A home equity line of credit, or HELOC, is a common way to tap into the equity value in your home. A HELOC gives you access to a credit limit, similar to credit cards, which you can use as needed to pay for home repairs, major purchases, college and other expenses. When you get a line of credit, you have a period of time upfront to use funds before you must repay the remaining balance.
The initial phase of a HELOC is known as the draw period. This is commonly five or 10 years. During this time, you have open access to your credit line. Once you borrow funds, you must make monthly minimum payments, just as you would with a credit card. Most HELOCs only require you to pay interest on the balance during the draw period. However, doing so significantly delays repayment of the loan balance.
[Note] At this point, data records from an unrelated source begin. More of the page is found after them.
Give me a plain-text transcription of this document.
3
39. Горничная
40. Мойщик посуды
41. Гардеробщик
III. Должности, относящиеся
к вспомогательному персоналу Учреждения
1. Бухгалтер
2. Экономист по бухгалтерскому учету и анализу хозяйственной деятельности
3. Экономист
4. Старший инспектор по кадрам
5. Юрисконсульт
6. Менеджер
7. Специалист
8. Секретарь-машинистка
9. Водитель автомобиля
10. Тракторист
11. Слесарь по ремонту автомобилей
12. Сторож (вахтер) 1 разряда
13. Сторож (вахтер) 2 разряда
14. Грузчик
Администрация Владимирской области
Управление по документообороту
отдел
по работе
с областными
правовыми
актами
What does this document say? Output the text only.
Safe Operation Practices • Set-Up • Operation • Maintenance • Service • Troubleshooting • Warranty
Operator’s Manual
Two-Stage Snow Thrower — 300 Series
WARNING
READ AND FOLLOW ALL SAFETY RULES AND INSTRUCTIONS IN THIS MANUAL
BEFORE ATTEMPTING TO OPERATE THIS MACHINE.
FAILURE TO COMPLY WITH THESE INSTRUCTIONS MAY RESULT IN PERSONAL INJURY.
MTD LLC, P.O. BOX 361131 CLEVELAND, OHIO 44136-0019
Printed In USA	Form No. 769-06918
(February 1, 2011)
A main advantage of drawing on a HELOC as opposed to getting an equity installment loan is flexibility. You don't have to commit upfront to borrowing a specific amount. This makes more sense when your needs are less predictable or you need the funds in incremental periods, such as when paying for college or starting a new business. As with your mortgage interest, the interest on equity lines is usually tax deductible.
References to maturity in a credit line typically point to the end of the draw period and the start of the payback period. If you end your 10-year draw period with a balance of $35,000 on a $50,000 line, the remaining balance is normally amortized for a period of 10 to 15 years. Over this time, you repay principal and interest on the balance just as you do on your first mortgage.
Once your repay your remaining loan balance, the line of credit is resolved. If you still have access to equity in your home, you can open another line and set up new draw and payback terms. Another option when you have a balance at the end of the draw period is to request a refinance or an extension of another five to 10 years. If you have a low balance after the draw period and need more access to funds, lenders usually work with you.